African Luminary Wanjira Mathai Is 2023 Soka Global Citizen Award Winner and Commencement Speaker
Soka University of America has named Wanjira Mathai recipient of the 2023 Soka Global Citizen Award for her decades of advocating for social and environmental change on both local and international platforms. Mathai, who is frequently named one of Africa’s most influential women, will also be the keynote speaker at SUA’s 2023 commencement ceremony on May 26 in the Soka Performing Arts Center.
Mathai’s mother, late Nobel Peace Prize Laureate Dr. Wangari Maathai, was a world-renowned activist who founded the Green Belt Movement, a grassroots environmental movement in Africa. One of Soka’s academic buildings—Maathai Hall—is named after Wangari Maathai, a testament to the global impact of their family’s work to inspire new generations of students, environmentalists, and changemakers. This will mark Mathai’s first visit to SUA; however, she gave the keynote address at Soka’s online World Summit of Educators conference in 2021.
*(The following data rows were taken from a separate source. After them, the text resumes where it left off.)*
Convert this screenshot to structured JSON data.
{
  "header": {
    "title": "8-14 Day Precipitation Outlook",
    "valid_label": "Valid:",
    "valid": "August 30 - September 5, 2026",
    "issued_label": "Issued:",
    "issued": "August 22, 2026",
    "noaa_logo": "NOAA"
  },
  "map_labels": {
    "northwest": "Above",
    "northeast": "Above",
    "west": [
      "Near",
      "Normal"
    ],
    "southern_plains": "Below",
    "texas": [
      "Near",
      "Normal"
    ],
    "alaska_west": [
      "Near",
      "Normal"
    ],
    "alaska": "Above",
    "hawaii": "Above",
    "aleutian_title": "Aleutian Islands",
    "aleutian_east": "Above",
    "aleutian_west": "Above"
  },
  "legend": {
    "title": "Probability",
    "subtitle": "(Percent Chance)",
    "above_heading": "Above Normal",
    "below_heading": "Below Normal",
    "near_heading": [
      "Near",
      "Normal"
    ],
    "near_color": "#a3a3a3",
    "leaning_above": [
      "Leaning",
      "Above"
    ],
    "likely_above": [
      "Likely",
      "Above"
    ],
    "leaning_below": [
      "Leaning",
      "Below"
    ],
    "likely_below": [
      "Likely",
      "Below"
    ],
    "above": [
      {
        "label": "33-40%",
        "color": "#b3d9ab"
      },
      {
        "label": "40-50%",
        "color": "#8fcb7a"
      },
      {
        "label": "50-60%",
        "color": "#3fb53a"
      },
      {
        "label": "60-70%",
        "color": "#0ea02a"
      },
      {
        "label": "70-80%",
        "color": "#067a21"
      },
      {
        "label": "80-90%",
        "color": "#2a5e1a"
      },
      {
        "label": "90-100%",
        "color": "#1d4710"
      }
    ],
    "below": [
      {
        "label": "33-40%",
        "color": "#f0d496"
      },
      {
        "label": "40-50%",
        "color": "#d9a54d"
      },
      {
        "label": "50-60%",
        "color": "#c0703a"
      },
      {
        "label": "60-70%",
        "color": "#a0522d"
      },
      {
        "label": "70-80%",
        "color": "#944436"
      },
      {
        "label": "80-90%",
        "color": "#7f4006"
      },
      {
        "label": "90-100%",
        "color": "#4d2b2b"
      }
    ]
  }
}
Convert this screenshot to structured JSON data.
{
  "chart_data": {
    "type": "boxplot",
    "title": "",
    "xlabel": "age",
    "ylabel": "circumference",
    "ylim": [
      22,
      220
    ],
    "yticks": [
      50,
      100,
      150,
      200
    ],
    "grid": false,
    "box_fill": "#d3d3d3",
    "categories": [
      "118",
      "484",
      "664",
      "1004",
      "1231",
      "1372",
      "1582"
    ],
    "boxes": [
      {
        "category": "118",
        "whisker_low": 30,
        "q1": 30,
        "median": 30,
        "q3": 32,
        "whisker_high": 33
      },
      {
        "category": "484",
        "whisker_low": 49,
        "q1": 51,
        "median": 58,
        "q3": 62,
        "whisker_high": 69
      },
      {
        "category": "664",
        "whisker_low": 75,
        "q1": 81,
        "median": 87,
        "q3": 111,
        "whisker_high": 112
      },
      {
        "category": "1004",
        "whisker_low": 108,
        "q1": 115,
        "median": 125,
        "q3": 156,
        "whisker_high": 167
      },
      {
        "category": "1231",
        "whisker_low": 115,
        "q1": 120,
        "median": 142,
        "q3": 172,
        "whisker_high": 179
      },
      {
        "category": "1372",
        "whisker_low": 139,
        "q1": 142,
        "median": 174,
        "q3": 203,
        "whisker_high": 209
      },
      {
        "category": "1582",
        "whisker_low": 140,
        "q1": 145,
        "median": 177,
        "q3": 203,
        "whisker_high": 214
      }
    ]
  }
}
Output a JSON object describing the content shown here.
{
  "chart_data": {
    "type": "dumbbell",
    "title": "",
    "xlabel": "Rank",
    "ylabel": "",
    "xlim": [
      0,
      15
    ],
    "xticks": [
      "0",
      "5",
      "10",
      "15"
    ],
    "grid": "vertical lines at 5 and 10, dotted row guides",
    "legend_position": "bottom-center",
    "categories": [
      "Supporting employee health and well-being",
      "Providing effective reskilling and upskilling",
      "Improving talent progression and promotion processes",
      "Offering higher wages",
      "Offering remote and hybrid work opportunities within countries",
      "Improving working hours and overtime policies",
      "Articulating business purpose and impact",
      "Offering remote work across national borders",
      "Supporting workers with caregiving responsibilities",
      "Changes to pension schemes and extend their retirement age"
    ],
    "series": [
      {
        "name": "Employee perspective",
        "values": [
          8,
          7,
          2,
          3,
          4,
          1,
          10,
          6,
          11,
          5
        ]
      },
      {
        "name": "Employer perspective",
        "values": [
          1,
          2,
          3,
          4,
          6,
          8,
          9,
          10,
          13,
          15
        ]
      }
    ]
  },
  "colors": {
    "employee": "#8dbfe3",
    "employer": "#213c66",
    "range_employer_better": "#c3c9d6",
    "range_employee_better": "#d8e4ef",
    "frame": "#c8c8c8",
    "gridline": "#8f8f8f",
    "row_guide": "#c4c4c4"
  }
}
“We are excited to welcome Wanjira Mathai to SUA and have our students learn from her years of experience,” SUA President Edward M. Feasel said. “Both Mathai’s and her mother’s fearless commitment to peace and protecting our planet embody wisdom, courage, and compassion—the essential elements of global citizenship we are striving to cultivate in each student at SUA.”
Mathai is the managing director for Africa and Global Partnerships at the World Resources Institute (WRI). She formerly served as vice president and regional director for Africa, co-chair of WRI’s Global Restoration Council, and as a senior advisor to the Global Restoration Initiative. She is also the current chair of the Wangari Maathai Foundation and the former chair of the Green Belt Movement in Kenya.
An inspiring leader, Mathai has over 20 years of experience advocating for social and environmental change on both local and international platforms. Over the years, Mathai has also served important strategic and advocacy roles raising the prominence and visibility of global issues such as climate change, youth leadership, sustainable energy, and landscape restoration.
The Soka Global Citizen Award, inaugurated by SUA President Feasel in 2021, includes a $25,000 stipend to help continue Mathai’s important work.
Mathai currently serves on the Board of the World Agroforestry Center, as a Leadership Council member of the Clean Cooking Alliance, and a member of the High-Level Group of the Africa-Europe Foundation. She is one of a few Six Seconds EQ Practitioners in Kenya and was named one of the 100 Most Influential African Women in 2018, 2020, and 2021.
Mathai is the third recipient of the Soka Global Citizen Award. The previous winners are Ambassador Andrew Young, a transformational leader on the national and international stage for more than half a century, and Ambassador Anwarul K. Chowdhury, the former under-secretary-general and high representative of the United Nations, and founder of the Global Movement for the Culture of Peace.